Sunday 22 April 2018

Comment - PRO12 must heed warnings of Super Rugby as it takes provinces into uncharted waters

Tadhg Beirne celebrates Scarlets’ win in this year’s Guinness PRO12 final. Photo by Ramsey Cardy/Sportsfile
Tadhg Beirne celebrates Scarlets’ win in this year’s Guinness PRO12 final. Photo by Ramsey Cardy/Sportsfile
Ruaidhri O'Connor

Ruaidhri O'Connor

We're not in the Celtic League anymore, that's for sure.

Next season's Guinness PRO12 - or PRO14 as we can assume it will be called - looks set to take the Irish provinces into unchartered territory in a desperate attempt to grow revenues and to keep pace with the big leagues in England and France while trying to ensure that the best players are present on a more frequent basis.

Logistically, the move to include teams from Port Elizabeth and Bloemfontein in a division populated by regions, clubs and provinces from Scotland, Wales, Italy and Ireland seems nonsensical but wait until two North American franchises are added into the mix, which is all part of chief executive Martin Anayi's grand vision for the much-maligned competition.

The PRO12 are still not in a position to confirm the BBC reports of agreement on the expansion and, as such, much of the detail has yet to emerge about how the league proposes to proceed during the African summer, while the teams involved will have to factor in the long-haul travel and altitude into their plans and budgets.

The addition of two South African teams is expected to increase the tournament's revenue by at least 50pc which, while keeping it well below the rival leagues, is an improvement.
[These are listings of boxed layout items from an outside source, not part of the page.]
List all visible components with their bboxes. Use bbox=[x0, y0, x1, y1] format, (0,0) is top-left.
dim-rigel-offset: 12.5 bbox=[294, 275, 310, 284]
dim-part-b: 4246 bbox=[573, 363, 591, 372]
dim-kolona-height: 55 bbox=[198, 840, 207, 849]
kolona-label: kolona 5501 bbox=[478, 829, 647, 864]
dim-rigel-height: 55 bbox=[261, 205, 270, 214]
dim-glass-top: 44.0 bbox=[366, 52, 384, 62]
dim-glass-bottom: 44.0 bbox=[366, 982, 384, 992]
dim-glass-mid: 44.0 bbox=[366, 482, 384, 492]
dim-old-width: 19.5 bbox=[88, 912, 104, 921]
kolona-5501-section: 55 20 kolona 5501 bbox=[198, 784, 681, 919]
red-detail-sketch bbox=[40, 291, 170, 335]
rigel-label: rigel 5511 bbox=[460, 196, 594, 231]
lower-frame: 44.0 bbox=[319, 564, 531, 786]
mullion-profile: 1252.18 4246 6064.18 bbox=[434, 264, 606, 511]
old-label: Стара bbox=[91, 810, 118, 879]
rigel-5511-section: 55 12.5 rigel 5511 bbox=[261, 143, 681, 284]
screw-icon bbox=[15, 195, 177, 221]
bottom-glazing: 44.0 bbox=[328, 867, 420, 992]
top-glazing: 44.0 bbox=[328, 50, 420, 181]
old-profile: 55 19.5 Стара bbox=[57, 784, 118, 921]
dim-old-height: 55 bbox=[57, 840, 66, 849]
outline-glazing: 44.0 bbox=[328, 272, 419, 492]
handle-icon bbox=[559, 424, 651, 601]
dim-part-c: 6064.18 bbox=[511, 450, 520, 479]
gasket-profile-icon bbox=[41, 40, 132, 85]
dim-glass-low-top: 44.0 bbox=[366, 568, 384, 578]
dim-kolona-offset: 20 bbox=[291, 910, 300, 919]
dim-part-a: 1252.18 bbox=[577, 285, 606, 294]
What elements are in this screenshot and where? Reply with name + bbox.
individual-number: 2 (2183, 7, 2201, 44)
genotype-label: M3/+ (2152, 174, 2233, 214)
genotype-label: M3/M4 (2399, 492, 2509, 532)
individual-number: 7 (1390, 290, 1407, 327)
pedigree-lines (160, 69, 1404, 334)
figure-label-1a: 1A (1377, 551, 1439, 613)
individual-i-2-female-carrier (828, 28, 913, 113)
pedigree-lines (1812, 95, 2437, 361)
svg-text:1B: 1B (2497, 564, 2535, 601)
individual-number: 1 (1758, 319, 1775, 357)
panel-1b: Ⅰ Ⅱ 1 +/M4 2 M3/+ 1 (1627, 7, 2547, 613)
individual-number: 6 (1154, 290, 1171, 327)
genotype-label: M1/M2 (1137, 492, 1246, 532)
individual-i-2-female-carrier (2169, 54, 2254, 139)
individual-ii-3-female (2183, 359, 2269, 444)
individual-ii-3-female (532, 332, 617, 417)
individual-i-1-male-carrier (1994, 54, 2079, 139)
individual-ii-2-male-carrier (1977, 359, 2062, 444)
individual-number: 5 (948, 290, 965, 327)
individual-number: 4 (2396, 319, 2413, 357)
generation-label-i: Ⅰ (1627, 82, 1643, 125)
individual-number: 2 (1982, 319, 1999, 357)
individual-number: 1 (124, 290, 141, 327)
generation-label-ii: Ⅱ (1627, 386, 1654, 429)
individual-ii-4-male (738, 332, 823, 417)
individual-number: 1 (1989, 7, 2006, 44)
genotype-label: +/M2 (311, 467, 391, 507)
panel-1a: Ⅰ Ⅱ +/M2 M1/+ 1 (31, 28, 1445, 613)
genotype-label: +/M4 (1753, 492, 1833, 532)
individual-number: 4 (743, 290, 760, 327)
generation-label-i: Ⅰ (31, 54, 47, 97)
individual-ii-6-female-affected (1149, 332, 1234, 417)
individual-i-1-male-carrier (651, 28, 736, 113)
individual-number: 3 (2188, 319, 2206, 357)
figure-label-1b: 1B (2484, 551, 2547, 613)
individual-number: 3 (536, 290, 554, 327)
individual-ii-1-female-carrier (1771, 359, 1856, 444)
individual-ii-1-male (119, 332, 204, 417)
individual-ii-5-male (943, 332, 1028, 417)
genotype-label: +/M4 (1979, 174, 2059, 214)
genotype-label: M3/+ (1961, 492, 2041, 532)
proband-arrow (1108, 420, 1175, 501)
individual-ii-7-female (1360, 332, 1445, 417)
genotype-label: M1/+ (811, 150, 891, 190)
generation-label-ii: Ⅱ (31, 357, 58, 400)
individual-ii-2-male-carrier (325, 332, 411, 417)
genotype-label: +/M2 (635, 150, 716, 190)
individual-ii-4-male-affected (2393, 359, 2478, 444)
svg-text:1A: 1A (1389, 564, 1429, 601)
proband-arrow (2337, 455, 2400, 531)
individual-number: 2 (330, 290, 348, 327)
Given travelling to Italy for a league game can cost provinces around €60,000 as it stands, the minimum three-flights it takes to get from Dublin to either city is going to add to the logistical headaches.

The desired result is a higher-quality competition with better teams operating with their stars on the pitch.

By changing the format to two conferences of seven, there is scope to avoid clashes with the internationals and fewer games should see less team-sheets shorn of internationals.

Just how keen the Joe Schmidt and David Nucifora will be to see their centrally contracted stars heading off on a 35-hour round trip to play a game in difficult conditions remains to be seen.

Those running the PRO12 must beware the harsh lessons of Super Rugby expansion.

Once the leading light in club rugby competitions, it is a bloated version of its former self - spread over continents and time-zones with a format that is too confusing for fans to follow.

Interest levels have dropped and gates have dipped accordingly, meaning the competition is scaling back - a move the PRO12 is seizing upon to help its own expansion ambitions.

The South African franchises have struggled badly and the PRO12 is getting the worst of the lot. The Cheetahs of Bloemfontein have struggled to compete with their bigger rivals on the Highveld, the Bulls and the Lions.

The Southern Kings never got going despite their excellent facility in Port Elizabeth, the Nelson Mandela Bay Stadium, which hosted Ireland's third Test against the Springboks last summer. Both teams boast big stadiums, but they rarely come close to filling them.

And yet, the move could come as a general re-alignment of the global game as the 2020 shift in calendar looms into view.

Given it sits in a similar time-zone to Europe, and that so many South Africans are based in the Northern Hemisphere, there have long been rumblings that they would prefer to participate in the competitions on this side of the hemisphere.

For all that Galway is a long way from Bloemfontein, getting to Dunedin is not much better and the Cheetahs chief executive Harold Verster recently spoke about how joining the PRO12 would ease their travel woes.

The PRO12 is not a competition cherished by many, so tampering with it won't cause too many tears.

Too many of the games are uncompetitive, too many of the teams are shorn of their stars, the clashes with international windows mean that long stretches of the season go by under the radar. And while the run-in has delivered in recent years it's not enough to sustain interest and attract television revenue.

How will the addition of two struggling South African teams help?

Well, the South African broadcaster SuperSport will be keen to come on board to expand their offering during the off-season; while the SARU will have to back the two teams financially if they are to succeed.

The league are set to ring-fence the provincial and regional derbies with all signs pointing to the status quo remaining even though the Irish provinces are set to operate in different conferences next season.

This is likely to be the start of a move towards a global league. Anayi is eyeing up America, while Georgia may also be on his mind.

Last week, IRFU chief Philip Browne said the PRO12 must be brave or risk irrelevance and the organisers are certainly taking a risky move. Agreeing it is one thing, making it work is a whole new ball-game.